We have experienced tragic loss of life, social and political unrest, and a recession that has deprived millions of stable incomes. And, now, as we go to press on this issue, our region is being devastated by the most catastrophic wildfires we have ever seen.
As we talked with people from across Oregon and Northern California, it quickly became apparent that the COVID-19 pandemic has significantly harmed all facets of daily life in rural communities — from caring for and educating our children, to business operations, to our ability to help our most vulnerable populations.
We send love, support and courage to all of you.
The extent of the pain and suffering is almost unfathomable, and we at The Ford Family Foundation send love, support and courage to all of you.
Beacons of hope
But it is in our nature to find the beacons of hope during times of darkness.
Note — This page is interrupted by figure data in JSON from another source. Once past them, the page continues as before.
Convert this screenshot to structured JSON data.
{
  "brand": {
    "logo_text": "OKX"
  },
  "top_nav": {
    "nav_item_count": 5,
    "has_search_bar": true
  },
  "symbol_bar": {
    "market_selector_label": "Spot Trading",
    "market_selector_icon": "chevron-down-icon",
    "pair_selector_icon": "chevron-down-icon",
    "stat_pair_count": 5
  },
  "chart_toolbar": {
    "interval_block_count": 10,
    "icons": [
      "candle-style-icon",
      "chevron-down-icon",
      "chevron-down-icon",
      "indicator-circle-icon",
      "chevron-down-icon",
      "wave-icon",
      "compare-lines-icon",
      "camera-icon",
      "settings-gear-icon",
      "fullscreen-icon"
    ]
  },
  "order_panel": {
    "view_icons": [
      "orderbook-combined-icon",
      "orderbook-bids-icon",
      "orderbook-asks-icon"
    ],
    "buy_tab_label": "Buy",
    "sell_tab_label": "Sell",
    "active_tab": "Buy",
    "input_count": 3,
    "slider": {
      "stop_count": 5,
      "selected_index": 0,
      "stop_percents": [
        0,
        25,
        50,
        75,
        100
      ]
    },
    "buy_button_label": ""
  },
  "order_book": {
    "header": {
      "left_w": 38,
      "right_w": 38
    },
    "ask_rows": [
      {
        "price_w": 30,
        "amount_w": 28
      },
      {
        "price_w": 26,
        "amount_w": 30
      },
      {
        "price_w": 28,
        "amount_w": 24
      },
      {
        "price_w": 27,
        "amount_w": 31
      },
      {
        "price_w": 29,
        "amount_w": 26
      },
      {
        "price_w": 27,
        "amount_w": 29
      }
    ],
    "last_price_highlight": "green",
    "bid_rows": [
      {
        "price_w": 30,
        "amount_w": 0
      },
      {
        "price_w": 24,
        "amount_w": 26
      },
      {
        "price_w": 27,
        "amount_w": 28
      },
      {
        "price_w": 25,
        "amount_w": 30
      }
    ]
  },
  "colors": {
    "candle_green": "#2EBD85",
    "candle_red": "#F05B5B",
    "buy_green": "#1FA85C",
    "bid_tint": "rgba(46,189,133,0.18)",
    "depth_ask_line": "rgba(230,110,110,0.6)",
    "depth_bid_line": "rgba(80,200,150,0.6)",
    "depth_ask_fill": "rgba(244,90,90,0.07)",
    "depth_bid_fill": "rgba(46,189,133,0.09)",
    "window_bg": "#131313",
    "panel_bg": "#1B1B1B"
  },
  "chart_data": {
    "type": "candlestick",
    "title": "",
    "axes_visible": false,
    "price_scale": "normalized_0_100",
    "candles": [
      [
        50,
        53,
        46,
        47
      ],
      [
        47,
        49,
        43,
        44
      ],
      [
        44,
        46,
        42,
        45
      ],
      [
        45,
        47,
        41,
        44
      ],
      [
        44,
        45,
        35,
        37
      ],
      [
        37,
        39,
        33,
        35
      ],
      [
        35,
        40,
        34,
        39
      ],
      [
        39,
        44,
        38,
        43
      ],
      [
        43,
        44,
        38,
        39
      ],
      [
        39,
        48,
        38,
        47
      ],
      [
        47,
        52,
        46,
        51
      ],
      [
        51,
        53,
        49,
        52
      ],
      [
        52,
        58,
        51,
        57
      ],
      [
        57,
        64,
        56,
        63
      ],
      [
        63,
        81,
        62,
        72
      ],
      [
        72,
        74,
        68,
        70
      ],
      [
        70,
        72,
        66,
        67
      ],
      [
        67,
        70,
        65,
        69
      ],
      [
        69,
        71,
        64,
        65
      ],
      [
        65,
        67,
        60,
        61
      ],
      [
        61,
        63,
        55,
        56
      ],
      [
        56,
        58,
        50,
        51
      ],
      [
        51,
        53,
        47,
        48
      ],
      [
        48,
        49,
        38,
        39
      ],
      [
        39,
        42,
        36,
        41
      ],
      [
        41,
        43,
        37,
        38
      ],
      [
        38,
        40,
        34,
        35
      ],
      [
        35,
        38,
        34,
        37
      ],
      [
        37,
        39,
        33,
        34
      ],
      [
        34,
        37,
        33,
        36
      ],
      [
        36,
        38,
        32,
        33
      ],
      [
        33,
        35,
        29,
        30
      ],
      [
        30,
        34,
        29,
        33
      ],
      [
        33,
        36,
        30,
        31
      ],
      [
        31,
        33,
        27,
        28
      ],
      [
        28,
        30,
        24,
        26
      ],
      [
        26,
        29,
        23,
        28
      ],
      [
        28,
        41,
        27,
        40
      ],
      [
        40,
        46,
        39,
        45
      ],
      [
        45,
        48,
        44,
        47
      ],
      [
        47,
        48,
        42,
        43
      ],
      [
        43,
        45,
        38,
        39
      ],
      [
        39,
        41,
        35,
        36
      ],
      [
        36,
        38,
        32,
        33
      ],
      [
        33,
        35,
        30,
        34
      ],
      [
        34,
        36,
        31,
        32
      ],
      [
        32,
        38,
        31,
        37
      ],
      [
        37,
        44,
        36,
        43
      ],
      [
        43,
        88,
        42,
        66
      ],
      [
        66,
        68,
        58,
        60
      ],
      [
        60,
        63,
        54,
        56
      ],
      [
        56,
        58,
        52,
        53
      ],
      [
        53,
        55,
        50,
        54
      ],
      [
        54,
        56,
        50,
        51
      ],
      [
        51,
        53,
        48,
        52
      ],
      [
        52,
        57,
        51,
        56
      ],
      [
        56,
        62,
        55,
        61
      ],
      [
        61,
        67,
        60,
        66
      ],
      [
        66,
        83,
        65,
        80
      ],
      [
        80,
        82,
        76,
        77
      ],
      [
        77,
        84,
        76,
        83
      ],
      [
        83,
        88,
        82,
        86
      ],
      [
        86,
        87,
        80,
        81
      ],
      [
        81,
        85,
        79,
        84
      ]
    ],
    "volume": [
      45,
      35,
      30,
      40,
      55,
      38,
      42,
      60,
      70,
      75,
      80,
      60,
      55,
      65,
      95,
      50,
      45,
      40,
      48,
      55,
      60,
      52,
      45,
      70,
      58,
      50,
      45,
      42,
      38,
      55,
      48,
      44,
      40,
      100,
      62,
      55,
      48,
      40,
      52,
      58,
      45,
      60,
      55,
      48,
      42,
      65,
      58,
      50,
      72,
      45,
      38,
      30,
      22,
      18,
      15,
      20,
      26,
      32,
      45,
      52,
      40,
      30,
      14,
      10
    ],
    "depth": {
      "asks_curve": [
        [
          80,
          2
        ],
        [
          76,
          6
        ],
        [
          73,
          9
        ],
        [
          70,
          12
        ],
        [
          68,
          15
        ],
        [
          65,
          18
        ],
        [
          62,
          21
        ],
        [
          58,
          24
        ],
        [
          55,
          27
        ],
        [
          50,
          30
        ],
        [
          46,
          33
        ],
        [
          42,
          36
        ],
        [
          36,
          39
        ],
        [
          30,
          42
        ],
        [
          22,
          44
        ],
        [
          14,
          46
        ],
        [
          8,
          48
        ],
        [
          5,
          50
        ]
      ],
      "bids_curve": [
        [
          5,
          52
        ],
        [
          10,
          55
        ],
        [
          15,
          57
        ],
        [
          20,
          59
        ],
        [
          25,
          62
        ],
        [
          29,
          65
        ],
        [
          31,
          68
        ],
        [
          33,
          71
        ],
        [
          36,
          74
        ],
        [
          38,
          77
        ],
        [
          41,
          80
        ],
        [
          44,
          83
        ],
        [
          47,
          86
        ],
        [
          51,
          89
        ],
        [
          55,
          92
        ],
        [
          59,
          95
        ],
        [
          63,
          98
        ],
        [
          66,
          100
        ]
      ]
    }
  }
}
As we were learning about the impact of COVID-19, something else became apparent — rural leaders in Oregon and Siskiyou County, California, are fearlessly stepping up to the challenge.
Economic development agencies are preparing their communities for what comes next. Child care centers are creating innovative solutions to address critical shortages of care. Internet access is coming to even the most rural, infrastructure-challenged areas.
Those of us dedicated to building vital communities where children and families can thrive are encouraged by this response. Rural leaders have reported to us that they have been able to use the connections, capacity and culture developed through the community building process to effectively take action.
The virus has exposed structural flaws in our systems and worsened them, but it also has provided us with a rare opportunity. It has revealed, more clearly than ever, the places where we must invest urgently for the well-being of the residents and communities of our region. We can use this time to identify strategies to make progress on them so we are prepared for whatever the future might bring.